BPD Officer delivers milk to a family with young children in Watertown during the lockdown.. twitter.com/Boston_Police/…
— Boston Police Dept. (@Boston_Police) April 21, 2013
And these guys
And the thousands who opened their homes to sad, scared runners
— Zeynep Tufekci (@techsoc) April 15, 2013
And even these guys
After a dark week, here are some baby animals to cheer you up.blog.sfgate.com/hottopics/2013…
— SFGate.com (@SFGate) April 21, 2013
So in honor of Mr. Rogers, my good friend and neighbor Mr. Rogers, I’m going to spend this week being kind to every I see, and teaching my kids about the helpers.
(Below are some more, upbeat, old school Mr. Rogers for you. If you’re anything like me, watch one or two alone first, so you can cry big old fat tears for the really good people in this world.)
In my pre-kids life I ran a lot. I loved triathlons and competed regularly, in part because each time I trained for a marathon, I got a stress fracture.
My doc said it was time to take up swimming or cycling. So I did both.
Four times I trained. Four times I’d done a long run around 22 miles. Four times I had bone scans that showed rapid bone repair suggestive of a fracture.
So I gave up on marathons.
And after kids, I gave up on racing entirely.

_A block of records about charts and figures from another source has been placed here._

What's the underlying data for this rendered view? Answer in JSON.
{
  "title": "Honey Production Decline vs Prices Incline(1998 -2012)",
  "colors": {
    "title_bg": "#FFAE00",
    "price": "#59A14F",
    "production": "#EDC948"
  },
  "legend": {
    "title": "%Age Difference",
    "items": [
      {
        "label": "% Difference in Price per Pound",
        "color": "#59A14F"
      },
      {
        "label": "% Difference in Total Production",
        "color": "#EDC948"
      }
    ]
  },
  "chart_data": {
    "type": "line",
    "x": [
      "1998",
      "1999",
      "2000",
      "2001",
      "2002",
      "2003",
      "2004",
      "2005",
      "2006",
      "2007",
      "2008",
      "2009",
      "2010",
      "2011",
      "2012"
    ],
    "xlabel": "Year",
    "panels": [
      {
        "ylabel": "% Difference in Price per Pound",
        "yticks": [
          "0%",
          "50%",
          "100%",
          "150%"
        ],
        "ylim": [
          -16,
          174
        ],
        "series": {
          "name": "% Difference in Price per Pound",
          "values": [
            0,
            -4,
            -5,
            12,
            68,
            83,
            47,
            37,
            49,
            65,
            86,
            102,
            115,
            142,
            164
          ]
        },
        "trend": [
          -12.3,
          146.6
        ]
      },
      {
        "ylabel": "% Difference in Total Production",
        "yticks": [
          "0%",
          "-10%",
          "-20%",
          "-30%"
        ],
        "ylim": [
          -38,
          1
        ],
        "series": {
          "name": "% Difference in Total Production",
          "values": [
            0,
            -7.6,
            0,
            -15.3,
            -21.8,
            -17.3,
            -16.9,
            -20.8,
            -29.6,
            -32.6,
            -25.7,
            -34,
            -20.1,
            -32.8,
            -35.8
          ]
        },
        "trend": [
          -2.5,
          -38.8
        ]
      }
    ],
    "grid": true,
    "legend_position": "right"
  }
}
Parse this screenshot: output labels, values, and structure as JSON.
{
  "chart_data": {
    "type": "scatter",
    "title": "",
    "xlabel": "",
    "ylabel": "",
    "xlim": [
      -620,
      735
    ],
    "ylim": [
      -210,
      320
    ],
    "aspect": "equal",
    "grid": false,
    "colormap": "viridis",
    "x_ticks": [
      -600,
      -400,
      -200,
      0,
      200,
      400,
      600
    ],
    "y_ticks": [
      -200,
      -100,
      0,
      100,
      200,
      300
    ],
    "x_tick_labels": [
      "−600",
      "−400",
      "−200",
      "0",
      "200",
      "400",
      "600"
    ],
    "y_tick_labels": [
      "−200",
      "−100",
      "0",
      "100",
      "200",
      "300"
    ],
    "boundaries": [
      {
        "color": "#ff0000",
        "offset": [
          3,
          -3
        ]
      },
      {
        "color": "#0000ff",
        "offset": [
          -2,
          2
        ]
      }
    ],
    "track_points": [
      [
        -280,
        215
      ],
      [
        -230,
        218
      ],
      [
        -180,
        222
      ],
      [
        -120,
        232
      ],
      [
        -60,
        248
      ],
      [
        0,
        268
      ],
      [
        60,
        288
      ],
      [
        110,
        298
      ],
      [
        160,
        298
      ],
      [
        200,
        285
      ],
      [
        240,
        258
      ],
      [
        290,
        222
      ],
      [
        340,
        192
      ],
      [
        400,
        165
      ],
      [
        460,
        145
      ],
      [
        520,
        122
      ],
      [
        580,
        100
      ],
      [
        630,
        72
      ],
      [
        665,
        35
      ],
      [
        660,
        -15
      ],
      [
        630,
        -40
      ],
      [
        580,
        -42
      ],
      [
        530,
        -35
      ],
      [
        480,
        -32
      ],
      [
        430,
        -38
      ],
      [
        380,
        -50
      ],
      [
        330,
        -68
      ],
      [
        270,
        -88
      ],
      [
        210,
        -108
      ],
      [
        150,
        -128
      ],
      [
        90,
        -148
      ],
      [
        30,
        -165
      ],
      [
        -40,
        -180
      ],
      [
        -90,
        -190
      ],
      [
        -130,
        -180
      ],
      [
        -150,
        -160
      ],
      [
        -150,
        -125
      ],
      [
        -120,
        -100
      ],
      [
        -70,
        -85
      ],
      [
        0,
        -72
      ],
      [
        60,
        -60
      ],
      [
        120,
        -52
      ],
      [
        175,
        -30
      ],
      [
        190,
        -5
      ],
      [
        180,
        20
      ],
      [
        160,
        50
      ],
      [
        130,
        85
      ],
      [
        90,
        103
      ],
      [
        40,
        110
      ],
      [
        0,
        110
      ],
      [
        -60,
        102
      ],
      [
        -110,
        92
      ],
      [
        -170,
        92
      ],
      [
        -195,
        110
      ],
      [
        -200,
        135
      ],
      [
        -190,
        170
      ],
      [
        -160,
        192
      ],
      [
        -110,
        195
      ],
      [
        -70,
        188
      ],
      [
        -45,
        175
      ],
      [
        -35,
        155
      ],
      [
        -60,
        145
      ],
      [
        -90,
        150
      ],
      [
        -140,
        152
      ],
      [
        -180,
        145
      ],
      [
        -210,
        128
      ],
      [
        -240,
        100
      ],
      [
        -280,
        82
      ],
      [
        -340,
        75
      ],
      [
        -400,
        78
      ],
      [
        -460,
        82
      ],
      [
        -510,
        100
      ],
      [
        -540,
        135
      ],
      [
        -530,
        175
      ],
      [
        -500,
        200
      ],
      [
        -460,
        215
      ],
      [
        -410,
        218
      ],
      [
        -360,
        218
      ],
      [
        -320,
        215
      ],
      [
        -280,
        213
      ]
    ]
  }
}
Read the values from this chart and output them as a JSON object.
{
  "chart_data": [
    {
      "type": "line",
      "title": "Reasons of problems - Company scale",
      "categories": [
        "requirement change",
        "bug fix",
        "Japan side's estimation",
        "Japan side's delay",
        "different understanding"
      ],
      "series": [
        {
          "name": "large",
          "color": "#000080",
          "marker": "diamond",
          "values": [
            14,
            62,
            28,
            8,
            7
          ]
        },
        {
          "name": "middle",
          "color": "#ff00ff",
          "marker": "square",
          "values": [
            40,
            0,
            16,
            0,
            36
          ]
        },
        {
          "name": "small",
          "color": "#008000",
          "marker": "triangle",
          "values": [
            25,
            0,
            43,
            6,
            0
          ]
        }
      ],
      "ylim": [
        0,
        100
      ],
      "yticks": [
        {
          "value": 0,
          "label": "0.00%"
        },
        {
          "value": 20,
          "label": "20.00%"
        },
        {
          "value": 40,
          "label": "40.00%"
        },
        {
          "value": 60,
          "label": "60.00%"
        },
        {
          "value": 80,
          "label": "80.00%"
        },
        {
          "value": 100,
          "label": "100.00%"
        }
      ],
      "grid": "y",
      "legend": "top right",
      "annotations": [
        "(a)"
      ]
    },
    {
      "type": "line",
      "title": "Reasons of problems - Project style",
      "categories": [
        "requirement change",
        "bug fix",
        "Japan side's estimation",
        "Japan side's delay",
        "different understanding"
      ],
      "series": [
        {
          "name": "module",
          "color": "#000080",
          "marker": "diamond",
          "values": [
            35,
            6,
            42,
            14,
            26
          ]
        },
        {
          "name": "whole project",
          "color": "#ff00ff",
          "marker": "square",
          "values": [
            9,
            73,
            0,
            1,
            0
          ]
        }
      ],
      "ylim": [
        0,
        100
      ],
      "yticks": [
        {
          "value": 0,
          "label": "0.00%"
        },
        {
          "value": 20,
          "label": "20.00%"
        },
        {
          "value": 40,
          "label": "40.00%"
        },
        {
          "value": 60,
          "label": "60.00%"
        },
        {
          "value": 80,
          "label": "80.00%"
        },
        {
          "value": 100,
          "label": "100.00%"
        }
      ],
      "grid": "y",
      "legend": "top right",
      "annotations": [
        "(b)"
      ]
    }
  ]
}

But ever since Monday’s horror, I want to earn that blue and yellow jacket I keep eyeing on Spouse’s side of the hall tree. I want to wear a BAA T-shirt until it has holes and embarrasses my kids. I want to wear the logo now so intensely I can’t stand it.
I’ll train to see if I can qualify, which would require a 3:45 marathon this year. If I can do that, run 26.2 miles at an 8:34 pace (which is a stretch, considering my fastest 10K was 48:00 and my half-marathon pace was a comfortable 9:00), then I’m running Boston next year.
I’ve tried being one of the tens of thousands who stand on the side and cheer their guts out for hours and hours. It’s awesome.
But it gets dizzying, watching all those runners go by. I was almost seasick, by the end of the two races I supported.
So I’m going to try it the other way this time.
Either way, I will be in that city next Patriot’s Day. I stand with Boston and I will do my best to run in Boston.